A whole bunch of people are making new lives and moving on in Perla La Loca. Others are just moving forward in the lives they have: building wrestling careers, indulging the weird fantasies of rich old women, getting married. Maggie is at the middle of all that, but she's not changing. (Is that because of who she is, or was it Hernandez trying to hold onto the character she was in 1981? Or maybe a bit of both?)

Questions of identity also start cropping up: I'm calling her "Maggie" here for simplicity, but she's mostly "Perla" in this book, the name her family calls her. Similarly, is Penny Century "really" Beatriz Garcia?

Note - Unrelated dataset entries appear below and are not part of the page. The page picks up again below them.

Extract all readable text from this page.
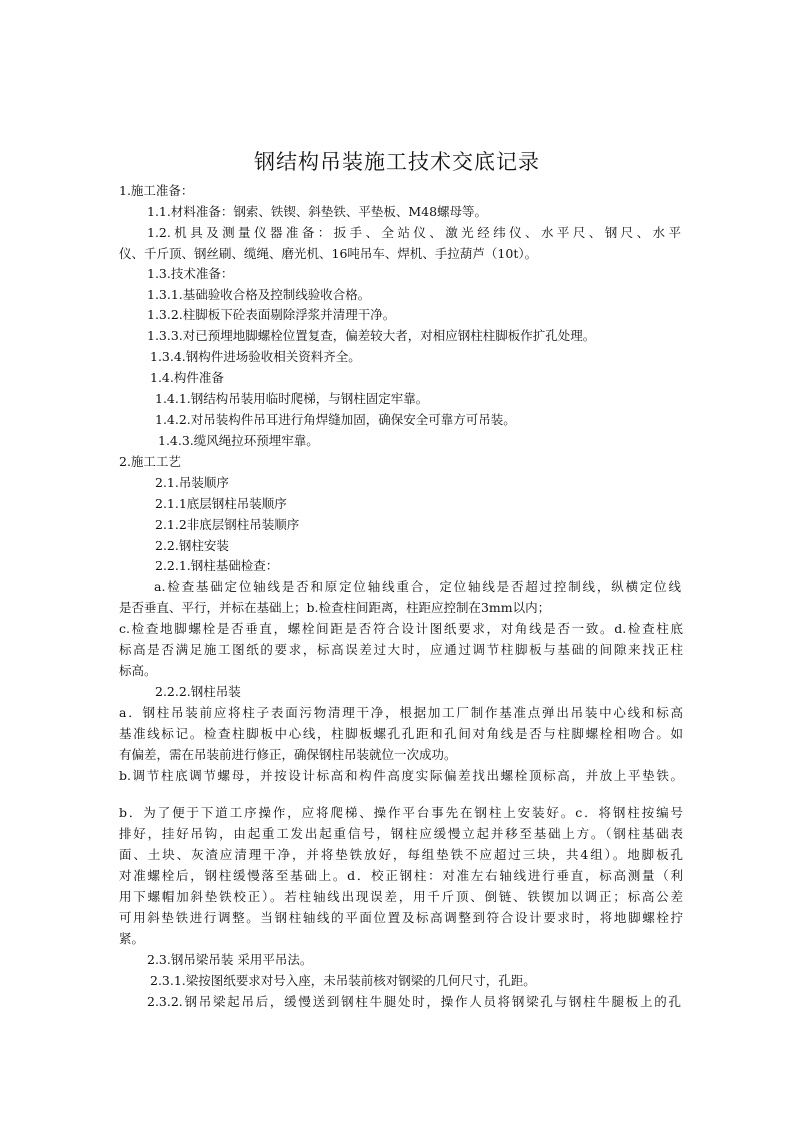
钢结构吊装施工技术交底记录
1.施工准备：
1.1.材料准备：钢索、铁锲、斜垫铁、平垫板、M48螺母等。
1.2.机具及测量仪器准备：扳手、全站仪、激光经纬仪、水平尺、钢尺、水平
仪、千斤顶、钢丝刷、缆绳、磨光机、16吨吊车、焊机、手拉葫芦（10t）。
1.3.技术准备：
1.3.1.基础验收合格及控制线验收合格。
1.3.2.柱脚板下砼表面剔除浮浆并清理干净。
1.3.3.对已预埋地脚螺栓位置复查，偏差较大者，对相应钢柱柱脚板作扩孔处理。
1.3.4.钢构件进场验收相关资料齐全。
1.4.构件准备
1.4.1.钢结构吊装用临时爬梯，与钢柱固定牢靠。
1.4.2.对吊装构件吊耳进行角焊缝加固，确保安全可靠方可吊装。
1.4.3.缆风绳拉环预埋牢靠。
2.施工工艺
2.1.吊装顺序
2.1.1底层钢柱吊装顺序
2.1.2非底层钢柱吊装顺序
2.2.钢柱安装
2.2.1.钢柱基础检查：
a.检查基础定位轴线是否和原定位轴线重合，定位轴线是否超过控制线，纵横定位线
是否垂直、平行，并标在基础上；b.检查柱间距离，柱距应控制在3mm以内；
c.检查地脚螺栓是否垂直，螺栓间距是否符合设计图纸要求，对角线是否一致。d.检查柱底
标高是否满足施工图纸的要求，标高误差过大时，应通过调节柱脚板与基础的间隙来找正柱
标高。
2.2.2.钢柱吊装
a．钢柱吊装前应将柱子表面污物清理干净，根据加工厂制作基准点弹出吊装中心线和标高
基准线标记。检查柱脚板中心线，柱脚板螺孔孔距和孔间对角线是否与柱脚螺栓相吻合。如
有偏差，需在吊装前进行修正，确保钢柱吊装就位一次成功。
b.调节柱底调节螺母，并按设计标高和构件高度实际偏差找出螺栓顶标高，并放上平垫铁。
b．为了便于下道工序操作，应将爬梯、操作平台事先在钢柱上安装好。c．将钢柱按编号
排好，挂好吊钩，由起重工发出起重信号，钢柱应缓慢立起并移至基础上方。（钢柱基础表
面、土块、灰渣应清理干净，并将垫铁放好，每组垫铁不应超过三块，共4组）。地脚板孔
对准螺栓后，钢柱缓慢落至基础上。d．校正钢柱：对准左右轴线进行垂直，标高测量（利
用下螺帽加斜垫铁校正）。若柱轴线出现误差，用千斤顶、倒链、铁锲加以调正；标高公差
可用斜垫铁进行调整。当钢柱轴线的平面位置及标高调整到符合设计要求时，将地脚螺栓拧
紧。
2.3.钢吊梁吊装 采用平吊法。
2.3.1.梁按图纸要求对号入座，未吊装前核对钢梁的几何尺寸，孔距。
2.3.2.钢吊梁起吊后，缓慢送到钢柱牛腿处时，操作人员将钢梁孔与钢柱牛腿板上的孔
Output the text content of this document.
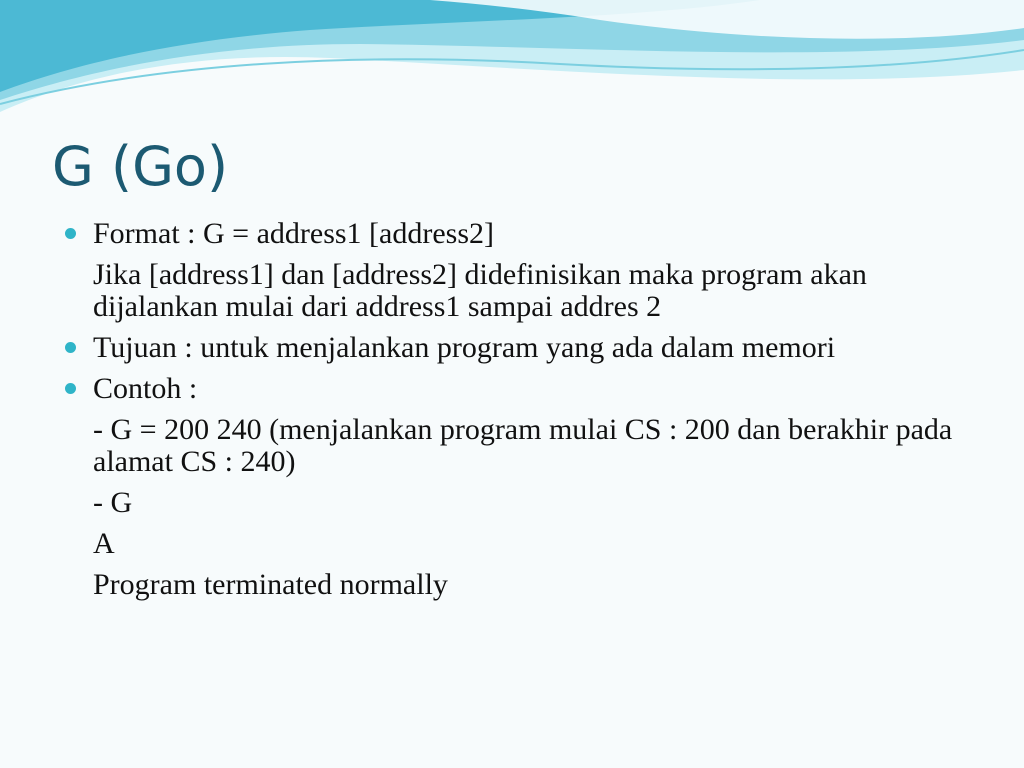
G (Go)
Format : G = address1 [address2]
Jika [address1] dan [address2] didefinisikan maka program akan dijalankan mulai dari address1 sampai addres 2
Tujuan : untuk menjalankan program yang ada dalam memori
Contoh :
- G = 200 240 (menjalankan program mulai CS : 200 dan berakhir pada alamat CS : 240)
- G
A
Program terminated normally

As the title quietly underscores, "Locas" is not just the title of the story-cycle: Hernandez's main characters really do act crazy, sabotaging themselves over and over again, doing things that are bad for them, running away from their lives.

At this point, both Maggie and Hopey have been away from their old town of Hoppers for years, totally out of touch. The long opening story here, "Wigwam Bam," is basically the story of what else is going on while Maggie is wasting time in Texas: Izzy is cracking up, Doyle is trending down, Ray and Danita are falling apart, and Hopey is drifting aimlessly, first in a circle of deeply superficial catty lesbians and then into the related world of those rich old women and their hired "daughters." The rest of the book mostly focuses on Maggie, with a few Hopey interruptions and news from Hoppers when Danita and then Esther arrive.

I think Hernandez was thinking, part of the time as he made these stories, that no one can stay young forever. (Well, comics characters can, but, if they're real, they shouldn't.) Maggie and Hopey still aren't growing up, but they're getting older -- and that will continue. They're starting to realize that they're not the crazy young punker girls they were in 1981 -- but they're not quite thinking about who they should be now, yet.

Hernandez shows all of this without ever telling it. His stories are supple and imply vastly more than they say, letting these flawed people act out their conflicts and problems in front of us, almost making us feel like voyeurs in their lives. He started strong at the beginning of Love and Rockets and only got better from there: by this point, he was as good as anyone in comics and still getting stronger.